Comme les TV ne montrent pratiquement que les Français et les stars mondiales, il n’a pas été possible d’examiner les prouesses des skateurs, qui ont disparu dès leur apparition. Seront-ils encore là à Los Angeles ? La même question se pose du reste pour le scribe…
Pour ce qui est de la danse urbaine, nom châtié du breakdance (ou breaking) validé par le Canada et l’Académie, on n’est pas certain d’avoir du temps libre, car il faut soi-même faire un break pour passer l’aspirateur et repasser le linge. Le beach-volley, la natation artistique et le taekwondo offrent aussi généreusement des occasions de faire la sieste, mais il y a souvent quelque chose d’intéressant à voir ailleurs.
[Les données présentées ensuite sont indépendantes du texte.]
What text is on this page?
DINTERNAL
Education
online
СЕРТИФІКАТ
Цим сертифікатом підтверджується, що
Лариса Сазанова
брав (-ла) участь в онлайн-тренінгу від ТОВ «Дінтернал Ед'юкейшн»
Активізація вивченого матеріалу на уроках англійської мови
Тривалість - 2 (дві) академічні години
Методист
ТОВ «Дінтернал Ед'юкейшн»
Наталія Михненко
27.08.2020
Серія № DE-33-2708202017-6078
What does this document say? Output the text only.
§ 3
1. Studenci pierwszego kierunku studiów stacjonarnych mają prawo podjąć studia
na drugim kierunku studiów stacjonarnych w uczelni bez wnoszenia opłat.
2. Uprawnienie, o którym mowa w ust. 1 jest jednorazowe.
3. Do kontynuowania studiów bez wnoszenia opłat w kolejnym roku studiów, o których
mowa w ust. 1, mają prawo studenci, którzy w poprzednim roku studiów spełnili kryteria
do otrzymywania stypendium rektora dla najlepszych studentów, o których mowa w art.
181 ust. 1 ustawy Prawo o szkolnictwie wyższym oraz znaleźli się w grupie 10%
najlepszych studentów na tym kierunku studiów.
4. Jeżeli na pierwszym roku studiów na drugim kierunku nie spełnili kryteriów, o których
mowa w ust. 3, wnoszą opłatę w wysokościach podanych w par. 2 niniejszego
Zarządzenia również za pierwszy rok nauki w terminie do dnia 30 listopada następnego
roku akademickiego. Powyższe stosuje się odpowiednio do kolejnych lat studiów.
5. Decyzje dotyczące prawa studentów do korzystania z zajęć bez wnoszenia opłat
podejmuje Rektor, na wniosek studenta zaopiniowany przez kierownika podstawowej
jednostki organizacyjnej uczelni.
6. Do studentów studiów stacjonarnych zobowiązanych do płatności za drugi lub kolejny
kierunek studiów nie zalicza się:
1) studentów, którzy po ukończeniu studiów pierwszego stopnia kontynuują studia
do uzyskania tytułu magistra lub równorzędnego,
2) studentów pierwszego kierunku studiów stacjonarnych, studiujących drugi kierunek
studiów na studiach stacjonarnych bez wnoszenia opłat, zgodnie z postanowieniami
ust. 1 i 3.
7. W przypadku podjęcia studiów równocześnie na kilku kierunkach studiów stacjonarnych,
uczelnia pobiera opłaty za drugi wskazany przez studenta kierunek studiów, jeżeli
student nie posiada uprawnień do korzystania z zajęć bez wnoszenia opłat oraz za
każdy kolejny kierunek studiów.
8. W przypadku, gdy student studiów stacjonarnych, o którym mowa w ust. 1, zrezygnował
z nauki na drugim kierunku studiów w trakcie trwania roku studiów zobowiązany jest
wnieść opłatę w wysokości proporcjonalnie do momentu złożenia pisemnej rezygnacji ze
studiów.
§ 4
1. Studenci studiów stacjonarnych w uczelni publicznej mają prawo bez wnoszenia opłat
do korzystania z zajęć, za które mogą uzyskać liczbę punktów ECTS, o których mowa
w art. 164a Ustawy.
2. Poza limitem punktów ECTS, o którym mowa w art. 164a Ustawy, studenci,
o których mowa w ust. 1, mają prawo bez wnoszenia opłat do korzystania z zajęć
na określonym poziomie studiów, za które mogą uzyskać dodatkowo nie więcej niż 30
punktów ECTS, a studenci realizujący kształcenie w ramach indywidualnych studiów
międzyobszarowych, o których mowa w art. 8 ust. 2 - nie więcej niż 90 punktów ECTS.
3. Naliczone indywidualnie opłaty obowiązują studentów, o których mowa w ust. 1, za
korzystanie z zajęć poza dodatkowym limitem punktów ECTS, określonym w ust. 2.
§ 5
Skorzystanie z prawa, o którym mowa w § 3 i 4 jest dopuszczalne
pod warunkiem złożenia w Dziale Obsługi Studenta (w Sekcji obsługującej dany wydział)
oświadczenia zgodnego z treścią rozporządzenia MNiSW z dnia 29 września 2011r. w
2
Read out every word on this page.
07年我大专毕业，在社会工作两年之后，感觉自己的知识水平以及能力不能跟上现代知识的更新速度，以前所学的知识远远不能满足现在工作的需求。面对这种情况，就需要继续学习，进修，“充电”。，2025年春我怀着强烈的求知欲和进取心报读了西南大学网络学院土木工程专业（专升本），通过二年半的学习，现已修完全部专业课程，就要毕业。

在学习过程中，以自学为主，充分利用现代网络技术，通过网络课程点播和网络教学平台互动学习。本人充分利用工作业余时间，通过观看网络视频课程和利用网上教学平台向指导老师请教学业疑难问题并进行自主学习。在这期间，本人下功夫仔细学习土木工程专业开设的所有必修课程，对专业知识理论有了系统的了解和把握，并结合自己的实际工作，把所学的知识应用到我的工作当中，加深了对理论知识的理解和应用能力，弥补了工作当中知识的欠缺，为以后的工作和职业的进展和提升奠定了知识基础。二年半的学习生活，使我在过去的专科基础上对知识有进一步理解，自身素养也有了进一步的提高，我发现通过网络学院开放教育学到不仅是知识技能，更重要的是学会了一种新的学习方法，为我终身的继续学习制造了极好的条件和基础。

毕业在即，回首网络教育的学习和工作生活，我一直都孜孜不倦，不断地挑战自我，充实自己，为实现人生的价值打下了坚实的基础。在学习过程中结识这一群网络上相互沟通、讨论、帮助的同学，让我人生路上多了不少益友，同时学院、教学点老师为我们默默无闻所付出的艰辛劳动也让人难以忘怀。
En revanche, l’escalade sportive est validée depuis les JO de Tokyo. Les Français participent, on a donc une chance d’en voir quelques bribes.
Plus classiquement, on a revu avec plaisir du tennis de table, du badminton (tant qu’il reste des Français dans la compète), et du water-polo, subitement plus intéressant depuis que les femmes y participent. Il paraît que la sélection espagnole est la bête noire des Français en hockey. C’est surprenant, et cela fait réfléchir par extension à la notion de bête noire, tous sports confondus.
En cherchant bien, depuis que nos footeux ont appris à battre les Allemands, on ne voit qu’un candidat sérieux : le sportif britannique est celui que nous avons le plus de plaisir à vaincre. Cette idée nauséabonde n’a qu’une seule excuse: c’est exactement la même chose de l’autre côté de la Manche…
VIGNETTES
¤ En natation, la place des Français est la 5e, comme l’ont démontré Aubry sur 800 m et le relais 4 x 200 m, qui est supposé révéler le niveau d’une équipe nationale. Derrière les Américains, les Australiens, les Britanniques et les Chinois, à la lutte avec les Italiens, c’est tout à fait honorable.
¤ Simone Biles et l’équipe américaine de gymnastique artistique ont repris la première place, surtout au niveau de l’intérêt médiatique. C’est une star planétaire, au-delà de son sport, mais elle assume cette charge avec grâce et professionnalisme.
¤ Après leurs consoeurs, les poloïstes français (comprenez : ceux qui évoluent dans une piscine et non sur un cheval) ont gagné un match. De justesse, mais ils ont gagné et leur joie faisait plaisir à voir. Les autres sporkos se tiennent bien et les filles du rugby à VII ont obtenu la 5e place au classement final d’une compétition gagnée par la Nouvelle-Zélande. Elles n’ont perdu qu’un match, celui qu’il ne fallait pas perdre, tombées sur l’érable des Canadiennes qui terminent avec l’argent et ne s’en plaignent pas.